Wind-Forced Hydrodynamics and Their Interaction with Larval Fish and Plankton Abundance: A Time-Series Analysis of Physical–Biological Data

Abstract

We evaluated methods to measure simultaneously biological and physical properties essential for estimating short-term mortality of larval fish. We used the data to test Templeman's watermass exchange hypothesis and the associated safe-site hypothesis. Synoptic estimates of larval capelin (Mallotus villosus) and microzooplankton particle density were obtained simultaneously with a scale resolution of 200 m (horizontal), 2–4 m (vertical) and 6–8 h (temporal) in a 1-km² coastal embayment in eastern Newfoundland.
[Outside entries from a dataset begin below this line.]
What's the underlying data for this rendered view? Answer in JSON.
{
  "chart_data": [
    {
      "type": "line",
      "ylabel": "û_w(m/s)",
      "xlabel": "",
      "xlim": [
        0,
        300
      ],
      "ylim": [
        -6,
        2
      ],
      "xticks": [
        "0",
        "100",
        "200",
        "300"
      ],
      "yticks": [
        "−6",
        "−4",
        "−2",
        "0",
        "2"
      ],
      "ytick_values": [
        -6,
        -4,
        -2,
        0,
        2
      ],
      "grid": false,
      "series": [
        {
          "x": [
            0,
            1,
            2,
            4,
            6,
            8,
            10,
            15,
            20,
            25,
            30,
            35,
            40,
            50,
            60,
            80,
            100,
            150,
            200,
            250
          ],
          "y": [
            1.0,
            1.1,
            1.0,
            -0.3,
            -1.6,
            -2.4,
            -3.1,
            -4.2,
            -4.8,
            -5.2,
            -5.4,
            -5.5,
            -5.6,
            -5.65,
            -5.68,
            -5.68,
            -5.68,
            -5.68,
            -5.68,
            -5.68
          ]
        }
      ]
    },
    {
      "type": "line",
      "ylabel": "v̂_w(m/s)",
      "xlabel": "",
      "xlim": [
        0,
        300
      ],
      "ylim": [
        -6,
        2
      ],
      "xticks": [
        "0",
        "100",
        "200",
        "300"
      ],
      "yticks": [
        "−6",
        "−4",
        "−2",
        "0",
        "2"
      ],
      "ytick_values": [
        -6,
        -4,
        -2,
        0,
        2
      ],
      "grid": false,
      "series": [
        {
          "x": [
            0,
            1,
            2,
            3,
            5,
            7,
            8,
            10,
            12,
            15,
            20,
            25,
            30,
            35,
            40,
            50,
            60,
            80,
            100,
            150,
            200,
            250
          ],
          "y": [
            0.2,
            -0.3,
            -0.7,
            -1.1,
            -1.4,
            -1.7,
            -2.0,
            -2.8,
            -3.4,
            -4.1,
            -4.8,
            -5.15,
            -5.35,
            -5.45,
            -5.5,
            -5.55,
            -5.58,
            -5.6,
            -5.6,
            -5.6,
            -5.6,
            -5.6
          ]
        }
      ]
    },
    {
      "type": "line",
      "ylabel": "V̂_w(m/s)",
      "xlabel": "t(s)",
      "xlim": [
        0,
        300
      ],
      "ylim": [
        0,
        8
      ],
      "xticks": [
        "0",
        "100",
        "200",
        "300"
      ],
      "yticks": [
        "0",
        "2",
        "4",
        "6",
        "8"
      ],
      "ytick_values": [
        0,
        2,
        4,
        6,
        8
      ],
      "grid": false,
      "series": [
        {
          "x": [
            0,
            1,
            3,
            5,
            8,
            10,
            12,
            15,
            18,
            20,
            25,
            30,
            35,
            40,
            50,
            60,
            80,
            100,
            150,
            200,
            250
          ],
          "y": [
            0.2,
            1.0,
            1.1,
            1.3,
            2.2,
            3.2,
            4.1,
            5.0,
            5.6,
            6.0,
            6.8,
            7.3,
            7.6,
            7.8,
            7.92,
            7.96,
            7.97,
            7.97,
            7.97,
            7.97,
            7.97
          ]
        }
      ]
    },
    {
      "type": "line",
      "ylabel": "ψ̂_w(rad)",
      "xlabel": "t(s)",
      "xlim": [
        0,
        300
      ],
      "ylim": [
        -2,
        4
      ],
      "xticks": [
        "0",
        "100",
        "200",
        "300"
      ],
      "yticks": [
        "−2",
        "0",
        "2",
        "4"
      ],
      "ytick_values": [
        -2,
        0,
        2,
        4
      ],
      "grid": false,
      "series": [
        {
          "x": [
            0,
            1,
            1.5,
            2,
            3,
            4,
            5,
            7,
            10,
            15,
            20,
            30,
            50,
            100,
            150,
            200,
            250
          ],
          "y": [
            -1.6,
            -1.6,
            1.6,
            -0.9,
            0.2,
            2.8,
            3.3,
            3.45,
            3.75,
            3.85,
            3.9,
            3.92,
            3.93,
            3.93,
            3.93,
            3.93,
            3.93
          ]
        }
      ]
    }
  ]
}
Statistically significant population estimates were derived from multiple regression models incorporating a limited number of samples. Spectral analysis of wind and current time-series and analysis of large-scale temperature oscillations were consistent with Templeman's hypothesis. Nearshore current responded to cross-shore wind forcing at periods of 2–6 d. Larval capelin abundance oscillations were coherent with wind and with current at periods of ~5 d, consistent with the watermass exchange and safe-site hypotheses. Although larvae and microzooplankton abundances showed similar spectral density and were in phase, their coherence was weak. Integrated measures of onshore wind and of the onshore–offshore wind spectrum were correlated, and either can be used as a composite measure of the considerable interannual variation evident in the frequency, magnitude, and duration of onshore winds, and hence of watermass exchange.